To shed a different light on Schiphol’s deadlocked situation, I will use the Actor Network Theory (ANT). ANT not only takes the mutually intertwined impact of facts and values, governance and governance systems for granted, but it is more focused on (collaborative) politics in the making through socio-technical controversies. I will use these theoretical insights to analyse the quest for an alternate route design for the Schiphol Spijkerboor departure in 2009-2010. Redesigning this departure route became focal point of a major controversy between the concerned actors.
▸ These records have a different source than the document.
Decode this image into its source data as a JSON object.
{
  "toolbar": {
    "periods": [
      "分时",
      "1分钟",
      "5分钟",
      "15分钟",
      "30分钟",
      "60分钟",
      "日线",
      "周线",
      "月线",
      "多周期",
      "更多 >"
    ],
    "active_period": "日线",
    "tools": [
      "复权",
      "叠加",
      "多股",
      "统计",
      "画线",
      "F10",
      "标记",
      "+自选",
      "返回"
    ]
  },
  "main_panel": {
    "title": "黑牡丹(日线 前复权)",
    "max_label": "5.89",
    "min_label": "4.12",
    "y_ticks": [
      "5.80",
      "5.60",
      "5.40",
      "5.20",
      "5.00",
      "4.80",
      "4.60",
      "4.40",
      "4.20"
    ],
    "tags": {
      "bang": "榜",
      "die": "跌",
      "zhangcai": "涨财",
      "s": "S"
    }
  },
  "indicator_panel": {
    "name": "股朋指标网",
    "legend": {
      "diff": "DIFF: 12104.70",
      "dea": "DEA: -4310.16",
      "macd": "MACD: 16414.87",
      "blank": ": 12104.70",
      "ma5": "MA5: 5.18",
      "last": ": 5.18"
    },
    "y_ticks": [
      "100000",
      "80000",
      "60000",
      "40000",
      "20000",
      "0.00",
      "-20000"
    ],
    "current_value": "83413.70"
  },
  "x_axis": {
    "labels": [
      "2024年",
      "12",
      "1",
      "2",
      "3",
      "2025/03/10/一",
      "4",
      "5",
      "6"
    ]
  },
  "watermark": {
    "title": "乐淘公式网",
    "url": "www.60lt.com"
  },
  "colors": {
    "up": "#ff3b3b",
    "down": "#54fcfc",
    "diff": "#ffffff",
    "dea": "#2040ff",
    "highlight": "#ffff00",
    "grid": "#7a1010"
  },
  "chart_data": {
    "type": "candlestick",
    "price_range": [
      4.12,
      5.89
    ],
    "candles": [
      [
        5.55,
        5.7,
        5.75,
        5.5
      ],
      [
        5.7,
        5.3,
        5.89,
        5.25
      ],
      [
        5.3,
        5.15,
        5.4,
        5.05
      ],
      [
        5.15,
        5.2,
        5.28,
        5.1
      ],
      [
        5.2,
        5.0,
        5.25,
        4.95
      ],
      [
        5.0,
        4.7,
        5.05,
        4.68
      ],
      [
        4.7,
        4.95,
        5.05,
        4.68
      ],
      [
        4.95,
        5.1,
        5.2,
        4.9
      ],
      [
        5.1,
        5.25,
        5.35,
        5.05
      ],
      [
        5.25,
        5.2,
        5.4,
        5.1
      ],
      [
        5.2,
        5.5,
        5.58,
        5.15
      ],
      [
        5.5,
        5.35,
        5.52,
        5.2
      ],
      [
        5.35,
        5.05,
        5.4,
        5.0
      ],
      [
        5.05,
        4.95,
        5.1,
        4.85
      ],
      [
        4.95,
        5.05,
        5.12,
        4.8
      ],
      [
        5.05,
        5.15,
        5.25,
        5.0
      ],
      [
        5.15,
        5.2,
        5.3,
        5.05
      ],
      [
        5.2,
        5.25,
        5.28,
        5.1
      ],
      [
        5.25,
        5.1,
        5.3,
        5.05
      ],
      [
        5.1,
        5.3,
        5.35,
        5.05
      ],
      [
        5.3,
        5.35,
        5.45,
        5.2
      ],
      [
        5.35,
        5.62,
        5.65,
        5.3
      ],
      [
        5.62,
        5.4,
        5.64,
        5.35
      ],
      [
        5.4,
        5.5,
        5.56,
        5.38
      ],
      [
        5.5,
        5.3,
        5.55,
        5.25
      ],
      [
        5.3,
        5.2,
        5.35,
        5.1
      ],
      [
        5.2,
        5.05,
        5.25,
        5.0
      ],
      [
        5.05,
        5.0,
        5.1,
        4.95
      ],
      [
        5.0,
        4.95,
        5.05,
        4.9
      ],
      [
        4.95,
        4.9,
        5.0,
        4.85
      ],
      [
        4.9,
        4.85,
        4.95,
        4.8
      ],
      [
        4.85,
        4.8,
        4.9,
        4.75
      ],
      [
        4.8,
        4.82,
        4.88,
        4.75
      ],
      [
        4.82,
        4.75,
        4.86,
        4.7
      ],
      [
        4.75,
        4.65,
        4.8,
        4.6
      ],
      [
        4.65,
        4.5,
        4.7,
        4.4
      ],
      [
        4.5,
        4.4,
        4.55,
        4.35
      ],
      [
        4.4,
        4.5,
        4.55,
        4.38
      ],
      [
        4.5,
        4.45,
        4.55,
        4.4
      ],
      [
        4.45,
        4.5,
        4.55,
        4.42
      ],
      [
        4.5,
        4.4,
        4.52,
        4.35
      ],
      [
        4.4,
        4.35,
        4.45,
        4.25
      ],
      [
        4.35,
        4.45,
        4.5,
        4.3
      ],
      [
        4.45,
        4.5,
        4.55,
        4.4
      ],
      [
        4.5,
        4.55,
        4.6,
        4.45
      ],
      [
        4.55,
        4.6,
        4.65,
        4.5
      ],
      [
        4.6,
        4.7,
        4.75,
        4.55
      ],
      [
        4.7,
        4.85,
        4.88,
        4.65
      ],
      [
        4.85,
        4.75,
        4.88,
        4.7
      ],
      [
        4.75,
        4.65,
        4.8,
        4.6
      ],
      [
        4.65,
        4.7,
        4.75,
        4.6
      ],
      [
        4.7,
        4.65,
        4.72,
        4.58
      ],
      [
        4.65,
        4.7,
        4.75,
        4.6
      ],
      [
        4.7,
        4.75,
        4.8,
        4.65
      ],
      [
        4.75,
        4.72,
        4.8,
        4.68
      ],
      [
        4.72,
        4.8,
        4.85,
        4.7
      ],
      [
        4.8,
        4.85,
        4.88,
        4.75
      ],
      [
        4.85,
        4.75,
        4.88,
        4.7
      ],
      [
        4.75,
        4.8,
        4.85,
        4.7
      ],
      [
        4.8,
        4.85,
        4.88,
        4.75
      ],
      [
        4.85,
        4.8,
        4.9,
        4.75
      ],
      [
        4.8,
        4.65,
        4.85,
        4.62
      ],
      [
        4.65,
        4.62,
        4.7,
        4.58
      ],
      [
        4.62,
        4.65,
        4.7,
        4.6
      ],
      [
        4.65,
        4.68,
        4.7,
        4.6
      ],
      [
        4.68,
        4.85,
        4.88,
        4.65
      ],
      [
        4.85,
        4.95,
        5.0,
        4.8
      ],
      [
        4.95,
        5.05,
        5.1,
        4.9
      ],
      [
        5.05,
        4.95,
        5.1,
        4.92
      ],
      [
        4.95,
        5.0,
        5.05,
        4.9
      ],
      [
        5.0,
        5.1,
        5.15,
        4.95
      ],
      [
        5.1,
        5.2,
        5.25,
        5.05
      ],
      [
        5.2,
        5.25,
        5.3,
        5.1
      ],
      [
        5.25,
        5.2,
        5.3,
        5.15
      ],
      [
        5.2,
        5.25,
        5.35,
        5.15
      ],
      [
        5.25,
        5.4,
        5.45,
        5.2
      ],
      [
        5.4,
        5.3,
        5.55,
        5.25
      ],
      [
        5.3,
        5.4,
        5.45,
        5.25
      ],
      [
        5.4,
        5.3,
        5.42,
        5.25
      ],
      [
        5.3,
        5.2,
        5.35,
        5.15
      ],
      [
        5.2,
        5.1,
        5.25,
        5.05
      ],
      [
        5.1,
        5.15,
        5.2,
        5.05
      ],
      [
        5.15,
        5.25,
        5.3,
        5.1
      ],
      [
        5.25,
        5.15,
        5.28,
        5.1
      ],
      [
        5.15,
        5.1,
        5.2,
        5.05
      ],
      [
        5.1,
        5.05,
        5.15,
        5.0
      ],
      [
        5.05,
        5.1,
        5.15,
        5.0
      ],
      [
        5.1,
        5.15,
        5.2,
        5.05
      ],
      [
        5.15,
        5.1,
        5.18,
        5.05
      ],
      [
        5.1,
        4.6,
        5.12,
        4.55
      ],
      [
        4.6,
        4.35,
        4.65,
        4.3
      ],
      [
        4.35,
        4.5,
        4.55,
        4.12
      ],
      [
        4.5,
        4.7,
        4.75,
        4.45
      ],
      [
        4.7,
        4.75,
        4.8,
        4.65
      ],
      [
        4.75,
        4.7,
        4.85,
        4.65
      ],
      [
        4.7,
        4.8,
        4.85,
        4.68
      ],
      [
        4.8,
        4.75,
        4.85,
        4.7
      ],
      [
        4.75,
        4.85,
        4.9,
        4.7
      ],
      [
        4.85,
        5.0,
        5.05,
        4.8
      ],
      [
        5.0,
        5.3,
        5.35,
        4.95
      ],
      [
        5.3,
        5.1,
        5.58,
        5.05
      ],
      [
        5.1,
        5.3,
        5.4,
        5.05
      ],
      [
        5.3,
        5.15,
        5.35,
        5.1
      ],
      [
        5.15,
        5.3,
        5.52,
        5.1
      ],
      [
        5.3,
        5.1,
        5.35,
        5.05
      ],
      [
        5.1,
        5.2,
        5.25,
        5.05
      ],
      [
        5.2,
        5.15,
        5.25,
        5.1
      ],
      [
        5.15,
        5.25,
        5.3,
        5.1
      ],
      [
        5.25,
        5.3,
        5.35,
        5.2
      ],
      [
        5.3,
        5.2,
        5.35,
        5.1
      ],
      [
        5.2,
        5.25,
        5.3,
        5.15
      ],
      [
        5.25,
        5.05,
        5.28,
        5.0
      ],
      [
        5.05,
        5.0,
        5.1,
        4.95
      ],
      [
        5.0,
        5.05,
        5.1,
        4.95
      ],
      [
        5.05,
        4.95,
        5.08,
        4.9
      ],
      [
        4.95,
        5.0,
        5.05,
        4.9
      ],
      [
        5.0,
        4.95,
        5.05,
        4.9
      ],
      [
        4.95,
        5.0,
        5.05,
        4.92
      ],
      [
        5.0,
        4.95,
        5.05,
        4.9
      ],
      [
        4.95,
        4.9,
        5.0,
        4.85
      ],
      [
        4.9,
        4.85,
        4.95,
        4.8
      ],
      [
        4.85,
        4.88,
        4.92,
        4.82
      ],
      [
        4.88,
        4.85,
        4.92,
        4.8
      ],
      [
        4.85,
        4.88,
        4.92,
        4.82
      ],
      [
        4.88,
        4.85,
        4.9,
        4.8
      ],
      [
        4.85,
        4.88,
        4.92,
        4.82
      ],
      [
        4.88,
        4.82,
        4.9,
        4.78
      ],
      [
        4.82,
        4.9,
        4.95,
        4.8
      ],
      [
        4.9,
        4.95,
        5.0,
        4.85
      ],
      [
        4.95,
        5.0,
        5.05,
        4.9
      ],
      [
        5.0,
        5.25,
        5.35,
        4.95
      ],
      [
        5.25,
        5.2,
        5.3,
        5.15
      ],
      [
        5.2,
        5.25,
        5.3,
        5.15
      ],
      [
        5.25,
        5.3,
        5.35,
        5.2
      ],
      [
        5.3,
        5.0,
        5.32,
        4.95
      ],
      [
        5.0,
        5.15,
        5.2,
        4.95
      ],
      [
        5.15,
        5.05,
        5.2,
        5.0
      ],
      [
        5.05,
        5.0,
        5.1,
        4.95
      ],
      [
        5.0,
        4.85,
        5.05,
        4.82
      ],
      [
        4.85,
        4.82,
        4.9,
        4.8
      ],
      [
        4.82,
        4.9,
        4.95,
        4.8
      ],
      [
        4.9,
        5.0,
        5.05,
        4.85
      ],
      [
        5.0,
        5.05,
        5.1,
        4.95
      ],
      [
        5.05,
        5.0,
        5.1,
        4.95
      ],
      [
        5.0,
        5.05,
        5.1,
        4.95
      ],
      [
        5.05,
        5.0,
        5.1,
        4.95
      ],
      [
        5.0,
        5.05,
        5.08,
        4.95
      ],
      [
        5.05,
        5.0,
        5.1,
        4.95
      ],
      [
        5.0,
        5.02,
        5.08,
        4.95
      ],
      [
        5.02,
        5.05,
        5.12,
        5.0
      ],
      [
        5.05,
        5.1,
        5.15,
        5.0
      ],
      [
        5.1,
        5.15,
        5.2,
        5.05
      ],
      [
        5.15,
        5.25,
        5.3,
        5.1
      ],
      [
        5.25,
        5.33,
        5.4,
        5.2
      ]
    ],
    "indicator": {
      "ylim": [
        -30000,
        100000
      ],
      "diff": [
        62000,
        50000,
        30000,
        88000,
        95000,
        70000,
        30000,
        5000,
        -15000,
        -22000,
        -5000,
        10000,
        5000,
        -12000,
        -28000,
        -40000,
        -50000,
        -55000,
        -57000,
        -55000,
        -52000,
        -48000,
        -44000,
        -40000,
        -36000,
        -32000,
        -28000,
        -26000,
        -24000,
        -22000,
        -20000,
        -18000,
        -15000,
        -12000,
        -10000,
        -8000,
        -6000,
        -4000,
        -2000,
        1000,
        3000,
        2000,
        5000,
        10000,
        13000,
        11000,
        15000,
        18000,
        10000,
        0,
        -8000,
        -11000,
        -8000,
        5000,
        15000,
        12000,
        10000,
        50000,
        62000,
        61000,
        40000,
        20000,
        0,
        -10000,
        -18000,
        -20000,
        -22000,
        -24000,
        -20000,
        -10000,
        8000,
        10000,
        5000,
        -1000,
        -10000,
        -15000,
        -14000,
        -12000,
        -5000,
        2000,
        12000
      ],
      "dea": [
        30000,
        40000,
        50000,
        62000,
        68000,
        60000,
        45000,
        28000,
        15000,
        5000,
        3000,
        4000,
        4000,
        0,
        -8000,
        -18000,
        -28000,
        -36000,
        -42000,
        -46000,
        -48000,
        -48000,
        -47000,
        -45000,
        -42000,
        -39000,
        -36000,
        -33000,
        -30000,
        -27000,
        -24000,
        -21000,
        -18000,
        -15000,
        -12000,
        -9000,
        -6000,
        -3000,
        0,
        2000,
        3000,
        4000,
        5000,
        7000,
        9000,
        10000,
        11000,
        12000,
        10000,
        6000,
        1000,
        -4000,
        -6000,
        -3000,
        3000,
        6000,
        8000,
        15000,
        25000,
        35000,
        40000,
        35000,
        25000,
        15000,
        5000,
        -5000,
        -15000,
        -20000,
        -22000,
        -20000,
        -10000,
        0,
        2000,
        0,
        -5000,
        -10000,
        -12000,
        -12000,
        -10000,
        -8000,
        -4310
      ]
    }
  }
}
The case will point out that decision-making processes should focus on the disposition of complexity: as a multiplicity of stakes and divergent perceptions arise, disagreements, ambiguities and uncertainties ensure that the decision-making process takes place in an undefined area somewhere between facts and values, where science and politics are mutually intertwined. By shifting the focus from “studying complexity” to “studying the disposition of complexity”, deadlocks can be understood in a different way, leading to new insights on how to break free from them.